I, Too Sing America by Langston Hughes Lesson Plan

Instructor: Angela Janovsky

Angela has taught middle and high school English, Business English and Speech for nine years. She has a bachelor's degree in psychology and has earned her teaching license.

This lesson plan utilizes a video lesson analyzing Hughes' popular poem, as well as an activity involving writing a similar poem. An exit ticket and extension ideas are also included.

Learning Objectives

After this lesson, students will be able to:

  • Describe the life of poet Langston Hughes.
  • Analyze Hughes' poem.
  • Connect the poem to other themes prevalent in the Harlem Renaissance.


45-50 minutes.

Curriculum Standards

  • CCSS.ELA-Literacy.RL.11-12.1

Cite strong and thorough textual evidence to support analysis of what the text says explicitly as well as inferences drawn from the text, including determining where the text leaves matters uncertain.
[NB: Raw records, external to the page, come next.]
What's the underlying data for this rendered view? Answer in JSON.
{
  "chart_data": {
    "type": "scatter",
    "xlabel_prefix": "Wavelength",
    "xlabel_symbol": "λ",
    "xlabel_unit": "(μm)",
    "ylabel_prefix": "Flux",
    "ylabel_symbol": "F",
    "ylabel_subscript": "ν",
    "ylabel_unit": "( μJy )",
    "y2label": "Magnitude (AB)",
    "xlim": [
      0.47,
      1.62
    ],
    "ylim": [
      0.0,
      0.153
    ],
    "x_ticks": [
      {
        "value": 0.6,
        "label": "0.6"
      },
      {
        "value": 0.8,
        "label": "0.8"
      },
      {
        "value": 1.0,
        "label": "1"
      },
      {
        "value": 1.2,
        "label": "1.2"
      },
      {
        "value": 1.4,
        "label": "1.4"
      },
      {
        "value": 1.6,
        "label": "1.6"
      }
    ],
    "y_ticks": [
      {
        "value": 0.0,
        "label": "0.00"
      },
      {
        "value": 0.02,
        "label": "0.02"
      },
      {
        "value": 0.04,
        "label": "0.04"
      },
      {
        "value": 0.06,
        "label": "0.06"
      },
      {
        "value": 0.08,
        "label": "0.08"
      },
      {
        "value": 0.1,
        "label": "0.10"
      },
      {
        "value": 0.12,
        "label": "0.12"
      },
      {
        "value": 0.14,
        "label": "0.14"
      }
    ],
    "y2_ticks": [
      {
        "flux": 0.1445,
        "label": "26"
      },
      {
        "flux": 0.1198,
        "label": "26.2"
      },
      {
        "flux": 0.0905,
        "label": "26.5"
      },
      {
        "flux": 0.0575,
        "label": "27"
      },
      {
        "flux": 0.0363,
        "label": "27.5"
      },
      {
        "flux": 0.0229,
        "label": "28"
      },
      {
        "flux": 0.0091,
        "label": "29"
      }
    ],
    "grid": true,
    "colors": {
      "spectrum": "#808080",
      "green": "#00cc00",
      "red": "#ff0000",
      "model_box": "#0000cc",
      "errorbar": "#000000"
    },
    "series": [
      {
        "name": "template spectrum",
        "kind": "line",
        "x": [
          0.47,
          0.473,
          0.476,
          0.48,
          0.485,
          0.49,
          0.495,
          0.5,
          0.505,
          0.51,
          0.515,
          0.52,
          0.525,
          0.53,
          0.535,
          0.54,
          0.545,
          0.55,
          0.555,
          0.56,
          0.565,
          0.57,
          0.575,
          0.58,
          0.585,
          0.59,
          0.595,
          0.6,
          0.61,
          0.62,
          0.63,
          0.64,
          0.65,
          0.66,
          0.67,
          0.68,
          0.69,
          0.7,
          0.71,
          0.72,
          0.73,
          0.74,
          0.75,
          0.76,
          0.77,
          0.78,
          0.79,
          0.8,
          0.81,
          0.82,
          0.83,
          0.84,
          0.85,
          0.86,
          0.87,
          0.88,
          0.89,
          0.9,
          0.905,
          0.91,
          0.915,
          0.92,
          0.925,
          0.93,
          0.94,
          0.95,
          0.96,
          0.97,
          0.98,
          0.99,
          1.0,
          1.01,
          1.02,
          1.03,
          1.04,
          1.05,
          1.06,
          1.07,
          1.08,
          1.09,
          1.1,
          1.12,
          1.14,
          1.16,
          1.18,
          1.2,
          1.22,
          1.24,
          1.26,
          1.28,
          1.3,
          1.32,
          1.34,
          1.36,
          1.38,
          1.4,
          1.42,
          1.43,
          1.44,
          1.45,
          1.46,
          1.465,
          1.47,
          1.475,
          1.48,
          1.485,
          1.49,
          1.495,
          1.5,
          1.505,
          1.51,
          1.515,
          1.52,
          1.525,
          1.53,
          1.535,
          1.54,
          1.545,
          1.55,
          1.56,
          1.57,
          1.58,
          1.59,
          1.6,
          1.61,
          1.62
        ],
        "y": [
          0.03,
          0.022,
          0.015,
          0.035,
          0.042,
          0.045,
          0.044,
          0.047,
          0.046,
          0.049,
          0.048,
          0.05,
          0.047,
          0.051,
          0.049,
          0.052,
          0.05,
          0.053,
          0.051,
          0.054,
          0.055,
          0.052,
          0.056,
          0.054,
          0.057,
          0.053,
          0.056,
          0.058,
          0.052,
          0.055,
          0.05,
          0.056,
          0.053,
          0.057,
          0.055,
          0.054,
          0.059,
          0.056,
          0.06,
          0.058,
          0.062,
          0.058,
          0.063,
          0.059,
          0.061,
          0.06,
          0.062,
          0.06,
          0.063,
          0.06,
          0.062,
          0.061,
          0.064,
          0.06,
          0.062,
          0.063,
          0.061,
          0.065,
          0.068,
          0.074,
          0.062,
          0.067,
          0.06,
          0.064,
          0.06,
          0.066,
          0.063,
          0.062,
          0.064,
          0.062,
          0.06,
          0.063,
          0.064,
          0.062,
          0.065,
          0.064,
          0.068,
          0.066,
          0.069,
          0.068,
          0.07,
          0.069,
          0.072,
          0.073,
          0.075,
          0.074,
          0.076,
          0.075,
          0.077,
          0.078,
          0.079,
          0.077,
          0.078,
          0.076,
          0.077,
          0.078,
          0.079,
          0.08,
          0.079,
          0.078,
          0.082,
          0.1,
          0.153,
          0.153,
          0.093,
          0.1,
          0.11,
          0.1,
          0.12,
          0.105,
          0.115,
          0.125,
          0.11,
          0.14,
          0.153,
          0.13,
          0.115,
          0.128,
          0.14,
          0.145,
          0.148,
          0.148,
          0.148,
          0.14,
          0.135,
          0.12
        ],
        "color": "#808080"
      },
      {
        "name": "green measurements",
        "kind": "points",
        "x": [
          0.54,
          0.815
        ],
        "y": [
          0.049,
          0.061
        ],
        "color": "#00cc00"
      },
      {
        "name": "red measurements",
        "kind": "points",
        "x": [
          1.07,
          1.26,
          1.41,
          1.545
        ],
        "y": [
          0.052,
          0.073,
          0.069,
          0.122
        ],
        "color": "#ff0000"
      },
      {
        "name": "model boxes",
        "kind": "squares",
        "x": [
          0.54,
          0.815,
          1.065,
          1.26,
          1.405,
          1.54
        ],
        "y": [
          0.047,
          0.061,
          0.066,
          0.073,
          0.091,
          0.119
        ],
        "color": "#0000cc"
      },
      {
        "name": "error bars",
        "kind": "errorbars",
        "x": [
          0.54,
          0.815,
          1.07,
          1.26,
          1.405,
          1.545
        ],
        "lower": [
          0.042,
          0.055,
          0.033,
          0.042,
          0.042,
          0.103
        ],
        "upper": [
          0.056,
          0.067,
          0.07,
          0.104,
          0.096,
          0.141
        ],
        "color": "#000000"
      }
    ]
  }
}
  • CCSS.ELA-Literacy.RL.11-12.10

By the end of grade 12, read and comprehend literature, including stories, dramas, and poems, at the high end of the grades 11-CCR text complexity band independently and proficiently.

  • CCSS.ELA-Literacy.RL.11-12.9

Demonstrate knowledge of eighteenth-, nineteenth- and early-twentieth-century foundational works of American literature, including how two or more texts from the same period treat similar themes or topics.

Key Vocabulary

  • Poetry
  • Harlem Renaissance
  • Racial Relations
  • Theme
  • Figurative Language


  • Handouts of Hughes' poem
  • Handouts of Whitman's poem I Hear America Singing
  • Notebook paper and writing utensils


  • Before using this lesson, be sure students already have a basic understanding of the Harlem Renaissance and the artists prevalent in that era.
  • To begin, post this line on the board: I hear America singing.
  • Ask students to free write about what they think this line might mean. You can call on volunteers to share after a few minutes.
    • Discussion Question: Knowing that this is a line of poetry, do you think the poet is literally hearing singing? Why would he use that phrase? Does singing have a positive or a negative connotation?
  • Explain to students that this was a line from Walt Whitman's poem, where he celebrates American people and workers. Then state how the class will be looking at a response to that poem by Langston Hughes. If you have time, you can even read through the whole of Whitman's poem.
  • Begin watching the lesson I, Too, Sing America by Langston Hughes: Summary, Theme & Analysis
  • Stop the video at 1:38.
    • Discussion Question: What themes did Hughes write about? What events in his life influenced his writing? With this in mind, what can we expect to see from his poem?
  • Before returning to the video, hand out copies of the poem I, Too Sing America'. Read it as a class. Ask students to take a few minutes to annotate the poem, writing down what they think lines mean or marking instances showing the themes discussed in the first part of the video. Volunteers can share, or you can project a student sample of an annotated poem on the board.
  • Return to the video and watch until 3:16. Have students add to their annotations including information explained in the video.
    • Discussion Question: What details from the poem show the racial divide? What lines show Hughes' positive outlook on the future? What lines show strength and pride in being black?
  • Return to the video and watch it until the end.
    • Discussion Question: How are the themes of this poem connected or disconnected to the themes in Whitman's poem (which was celebrating the American people)?